Furthermore, in Figure 2 we zoom in at the level of earnings of immigrants in selected countries versus the time they have lived in the receiving country which we use as a proxy for their integration/assimilation4 . The results indicate that there is no significant correlation between the two variables, hence the wage gap does not close for those foreign-born individuals who have been living in the receiving country even for decades. These results indicate that there might be present impediments hindering migrants’ integration in the labor markets in the selected OECD countries. This suggests that the potential of policies towards addressing integration of migrants into the labor market has not been fully reached.

For example, a study by Guzi et al. (2015) reveals that in the EU, institutional indicators including differences among welfare systems, trade openness, and employment protection legislation are responsible for a large part of the immigrant-native gap in employment. In addition, Kancs and Lecca (2018) have assessed long‐term social, economic and fiscal effects of immigration into the EU of alternative integration policies: status quo versus forward-thinking integration policies. They find that, although less costly in
the short-run, the social, economic and fiscal benefits of currently implemented migrant integration policies in EU Member States are likely to be considerably lower in the long-run, when compared to the potential of forward-thinking integration policies.

However, a further more comprehensive research agenda is needed to evaluate the effectiveness of integration policies and policies promoting equality of opportunities as well as their socio-economic implications in the long-run. As the next step, we aim to apply various decomposition techniques from the labor economics and policy evaluation literature to provide a more nuanced analysis of the immigrant-native wage gaps. LIS microdata offer a good opportunity for conducting analyses in this subject, as the available country coverage allows for a broader analysis beyond the European context.

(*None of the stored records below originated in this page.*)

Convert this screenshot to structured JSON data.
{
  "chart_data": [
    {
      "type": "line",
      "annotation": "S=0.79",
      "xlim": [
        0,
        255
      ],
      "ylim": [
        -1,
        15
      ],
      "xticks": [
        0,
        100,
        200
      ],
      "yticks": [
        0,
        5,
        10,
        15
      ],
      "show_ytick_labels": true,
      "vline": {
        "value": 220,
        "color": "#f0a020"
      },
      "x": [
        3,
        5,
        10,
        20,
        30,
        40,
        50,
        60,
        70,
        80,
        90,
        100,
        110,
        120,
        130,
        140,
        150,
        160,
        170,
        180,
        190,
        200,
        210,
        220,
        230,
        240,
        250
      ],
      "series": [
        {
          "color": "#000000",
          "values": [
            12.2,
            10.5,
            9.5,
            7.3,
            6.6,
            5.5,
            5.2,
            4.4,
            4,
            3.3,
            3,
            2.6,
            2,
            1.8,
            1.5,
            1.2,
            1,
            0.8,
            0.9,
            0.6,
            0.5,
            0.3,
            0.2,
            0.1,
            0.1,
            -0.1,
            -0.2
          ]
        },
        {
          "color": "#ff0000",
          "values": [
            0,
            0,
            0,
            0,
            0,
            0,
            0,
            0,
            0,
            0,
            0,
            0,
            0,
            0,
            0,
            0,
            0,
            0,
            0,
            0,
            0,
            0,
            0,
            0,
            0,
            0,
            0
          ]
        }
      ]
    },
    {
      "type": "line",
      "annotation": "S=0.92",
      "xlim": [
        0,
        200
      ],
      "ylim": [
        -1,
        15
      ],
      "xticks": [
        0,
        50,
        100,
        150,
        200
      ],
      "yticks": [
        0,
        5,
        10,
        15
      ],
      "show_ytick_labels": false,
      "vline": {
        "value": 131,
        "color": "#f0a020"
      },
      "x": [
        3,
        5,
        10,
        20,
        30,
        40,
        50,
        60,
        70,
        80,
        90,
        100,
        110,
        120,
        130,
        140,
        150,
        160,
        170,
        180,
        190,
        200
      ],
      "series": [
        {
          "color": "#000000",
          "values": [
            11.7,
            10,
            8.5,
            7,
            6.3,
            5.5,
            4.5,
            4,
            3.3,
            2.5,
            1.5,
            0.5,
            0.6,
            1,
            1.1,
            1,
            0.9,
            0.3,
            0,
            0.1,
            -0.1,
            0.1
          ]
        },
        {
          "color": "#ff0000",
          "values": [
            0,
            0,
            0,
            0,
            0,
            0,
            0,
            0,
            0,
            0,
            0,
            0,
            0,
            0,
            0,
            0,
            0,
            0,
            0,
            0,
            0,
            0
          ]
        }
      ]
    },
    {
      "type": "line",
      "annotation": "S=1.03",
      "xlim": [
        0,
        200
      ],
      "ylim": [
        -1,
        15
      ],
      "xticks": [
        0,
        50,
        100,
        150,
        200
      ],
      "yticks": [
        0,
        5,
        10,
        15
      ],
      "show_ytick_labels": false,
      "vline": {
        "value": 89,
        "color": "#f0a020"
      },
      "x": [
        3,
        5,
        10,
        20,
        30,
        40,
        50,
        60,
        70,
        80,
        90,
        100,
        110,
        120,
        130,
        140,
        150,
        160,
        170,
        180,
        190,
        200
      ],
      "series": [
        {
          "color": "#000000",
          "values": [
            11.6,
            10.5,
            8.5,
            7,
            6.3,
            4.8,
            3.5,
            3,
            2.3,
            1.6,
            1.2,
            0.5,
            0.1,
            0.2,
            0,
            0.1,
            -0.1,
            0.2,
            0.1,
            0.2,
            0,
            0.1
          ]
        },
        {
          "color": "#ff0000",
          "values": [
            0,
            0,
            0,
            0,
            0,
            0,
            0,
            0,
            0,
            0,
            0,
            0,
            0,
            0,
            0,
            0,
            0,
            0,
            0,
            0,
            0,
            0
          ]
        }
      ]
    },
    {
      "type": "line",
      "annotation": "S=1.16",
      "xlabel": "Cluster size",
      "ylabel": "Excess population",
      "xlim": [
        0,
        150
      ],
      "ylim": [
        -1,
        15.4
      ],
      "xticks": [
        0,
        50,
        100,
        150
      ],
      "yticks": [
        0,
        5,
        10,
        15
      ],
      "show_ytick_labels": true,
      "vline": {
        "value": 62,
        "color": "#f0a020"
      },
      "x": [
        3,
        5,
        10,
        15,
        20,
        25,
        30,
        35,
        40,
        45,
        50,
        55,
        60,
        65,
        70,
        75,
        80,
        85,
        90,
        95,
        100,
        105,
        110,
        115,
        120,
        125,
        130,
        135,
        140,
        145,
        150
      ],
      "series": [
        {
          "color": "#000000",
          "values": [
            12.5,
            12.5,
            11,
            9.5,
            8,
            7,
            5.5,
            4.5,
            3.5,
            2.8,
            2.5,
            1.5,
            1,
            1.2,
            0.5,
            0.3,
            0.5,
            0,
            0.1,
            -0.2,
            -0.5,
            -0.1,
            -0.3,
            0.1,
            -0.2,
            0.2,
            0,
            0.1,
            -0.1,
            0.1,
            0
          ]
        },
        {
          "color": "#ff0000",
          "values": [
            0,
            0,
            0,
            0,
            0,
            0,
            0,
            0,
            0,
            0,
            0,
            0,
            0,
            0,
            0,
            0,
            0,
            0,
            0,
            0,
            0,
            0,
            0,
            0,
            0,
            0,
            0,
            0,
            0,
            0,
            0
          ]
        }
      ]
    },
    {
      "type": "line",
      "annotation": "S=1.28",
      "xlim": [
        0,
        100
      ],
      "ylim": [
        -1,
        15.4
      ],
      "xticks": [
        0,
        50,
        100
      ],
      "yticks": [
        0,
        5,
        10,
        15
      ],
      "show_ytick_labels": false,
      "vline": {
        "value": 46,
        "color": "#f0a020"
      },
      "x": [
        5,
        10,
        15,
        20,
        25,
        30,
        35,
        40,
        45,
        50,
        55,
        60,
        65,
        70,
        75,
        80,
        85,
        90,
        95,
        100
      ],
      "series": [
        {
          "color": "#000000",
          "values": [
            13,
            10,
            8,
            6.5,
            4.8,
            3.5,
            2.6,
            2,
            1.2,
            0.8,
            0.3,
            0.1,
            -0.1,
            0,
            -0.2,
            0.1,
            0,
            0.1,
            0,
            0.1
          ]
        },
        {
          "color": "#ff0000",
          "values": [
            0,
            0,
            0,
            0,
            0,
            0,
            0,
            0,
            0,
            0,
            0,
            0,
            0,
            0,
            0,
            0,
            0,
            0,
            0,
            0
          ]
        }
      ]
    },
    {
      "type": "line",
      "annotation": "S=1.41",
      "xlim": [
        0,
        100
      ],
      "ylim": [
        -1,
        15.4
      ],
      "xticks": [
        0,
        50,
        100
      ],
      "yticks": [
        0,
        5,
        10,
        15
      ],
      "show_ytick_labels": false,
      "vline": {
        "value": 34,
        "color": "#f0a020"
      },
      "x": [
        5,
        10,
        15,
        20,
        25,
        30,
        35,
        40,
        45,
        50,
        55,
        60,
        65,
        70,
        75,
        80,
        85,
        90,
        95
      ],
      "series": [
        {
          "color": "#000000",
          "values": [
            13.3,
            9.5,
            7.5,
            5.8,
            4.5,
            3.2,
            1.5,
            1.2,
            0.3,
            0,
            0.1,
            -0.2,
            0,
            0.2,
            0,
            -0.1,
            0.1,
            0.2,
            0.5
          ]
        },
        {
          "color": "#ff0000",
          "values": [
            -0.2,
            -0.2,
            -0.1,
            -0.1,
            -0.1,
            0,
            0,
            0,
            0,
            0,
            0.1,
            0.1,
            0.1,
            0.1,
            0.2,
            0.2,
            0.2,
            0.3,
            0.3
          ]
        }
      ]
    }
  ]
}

1 In our case, the immigration status is a binary variable taking the value of 1 if an individual was born outside of the considered country. We do not consider individuals born outside the country whose parents were actually born in a domestic country as immigrants. For details on the immigration status see the online documentation system

2 Wages in our context are defined as gross (net) hourly wage earned in the first dependent job. We do not consider wages of the self-employed as they are often not reported.

3 We note that individuals differ along many dimensions like work experience or education – the human capital factors which need to be considered in any analysis on wage differentials – which we have not considered in this short note. These differences are relevant and need to be considered when conducting a thorough empirical investigation.

4 As noted by Venturini (2017), the two terms are used interchangeably among economists with the same connotation. We are aware that, ideally, one would like to measure assimilation of migrants by a variable capturing their working experience with individual-level panel data, however, this is not feasible with the LIS microdata.